¿Aplica la ley de compras y contrataciones al Congreso?

¿Aplica la ley de compras y contrataciones al Congreso?

¿Aplica la ley de compras y contrataciones al Congreso?

Carlos Salcedo

“La presente ley (Ley de Compras y Contrataciones de Bienes, Servicios, Obras y Concesiones, núm. 340-06) tiene por objeto establecer los principios y normas que rigen la contratación pública, relacionada con los bienes, obras servicios y concesiones del Estado …” (artículo 1), y estarán sujeto a sus regulaciones (artículo 2): “Cualquier entidad que contrate la adquisición de bienes, servicios, obras y concesiones de fondos públicos” (artículo 2.6).

Asimismo, “a los efectos de esta ley se entenderá por Gobierno Central, la parte del sector público que tiene por objeto la conducción político-administrativa, legislativa, judicial, electoral y fiscalizadora de la República, conformada por el Poder Ejecutivo, Poder Legislativo, Poder Judicial, la Junta Cental Electoral y la Cámara de Cuentas”(artículo 2.I).

A pesar de su obscuridad, por la utilización de fondos públicos, “[l]os obtenidos a través de la recaudación de las personas físicas o jurídicas que tributan en la República Dominicana, del Presupuesto General de la Nación, de financiamientos nacionales o internacionales, o cualquier otra modalidad lícita de obtención de fondos por parte de la Administración Pública, con propósito o finalidad de carácter estatal” (artículo 4), dicha ley debe ser aplicada por el Congreso Nacional.
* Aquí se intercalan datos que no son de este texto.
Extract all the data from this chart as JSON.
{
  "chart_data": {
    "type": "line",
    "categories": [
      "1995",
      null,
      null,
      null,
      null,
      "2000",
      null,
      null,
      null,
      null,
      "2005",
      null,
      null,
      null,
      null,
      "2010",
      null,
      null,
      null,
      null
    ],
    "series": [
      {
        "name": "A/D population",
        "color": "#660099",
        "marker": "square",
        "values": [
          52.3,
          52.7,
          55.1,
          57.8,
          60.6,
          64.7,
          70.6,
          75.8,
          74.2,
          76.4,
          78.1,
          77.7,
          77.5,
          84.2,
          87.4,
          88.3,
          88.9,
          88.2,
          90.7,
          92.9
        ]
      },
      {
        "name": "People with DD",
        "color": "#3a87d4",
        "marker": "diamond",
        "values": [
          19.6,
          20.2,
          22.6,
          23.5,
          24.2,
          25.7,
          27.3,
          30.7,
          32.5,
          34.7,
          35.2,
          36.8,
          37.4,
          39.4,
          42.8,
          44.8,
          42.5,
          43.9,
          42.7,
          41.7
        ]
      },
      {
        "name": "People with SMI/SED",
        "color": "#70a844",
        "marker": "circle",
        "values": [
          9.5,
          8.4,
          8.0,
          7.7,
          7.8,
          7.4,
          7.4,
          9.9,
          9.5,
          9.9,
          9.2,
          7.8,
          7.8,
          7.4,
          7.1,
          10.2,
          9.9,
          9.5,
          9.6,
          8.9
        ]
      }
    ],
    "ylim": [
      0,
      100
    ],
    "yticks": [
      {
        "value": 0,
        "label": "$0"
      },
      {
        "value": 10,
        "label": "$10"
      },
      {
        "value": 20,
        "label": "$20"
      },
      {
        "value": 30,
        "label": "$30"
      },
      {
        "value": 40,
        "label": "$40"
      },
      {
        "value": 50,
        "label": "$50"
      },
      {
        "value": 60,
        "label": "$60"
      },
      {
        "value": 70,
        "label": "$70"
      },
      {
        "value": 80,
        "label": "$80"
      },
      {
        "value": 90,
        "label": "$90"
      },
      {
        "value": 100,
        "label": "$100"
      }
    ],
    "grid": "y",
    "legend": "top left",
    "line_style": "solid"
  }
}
De hecho, “[e]n caso de los funcionarios civiles de la rama ejecutiva del gobierno, las sanciones por incumplimiento de las disposiciones de la presente ley se aplicarán las previstas en el régimen de la ley de Servicio Civil y Carrera Administrativa. (Para) los restantes casos, la aplicación de sanciones, se regirá por lo establecido en los respectivos estatutos disciplinarios”(artículo 65). El mismo texto distingue la rama ejecutiva de otras, estableciendo un ámbito de aplicación más allá del Ejecutivo.

La obscuridad abre posibilidades de conflictos de competencia, pues el órgano rector de las contrataciones públicas es un “organismo público descentralizado, adscrito de manera orgánica a la Secretaría de Estado de Finanzas …” (artículo 35.I).

Fue lo decidido por el Tribunal Constitucional en un proceso que involucraba la Dirección General de Contrataciones Públicas y la Junta Central Electoral. Para dicho órgano constitucional la Dirección General de Compras del Estado no podría entonces fiscalizar las decisiones del Congreso Nacional, pues es un ente infraconstitucional, adscrito al Ejecutivo, tareas que, además, corresponden a la Cámara de Cuentas (TC/0305/14, 22.12.2014).

Mientras llega una reforma, las cámaras legislativas deberían acogerse a los principios y lineamientos de la ley de compras en sus procesos de contrataciones públicas.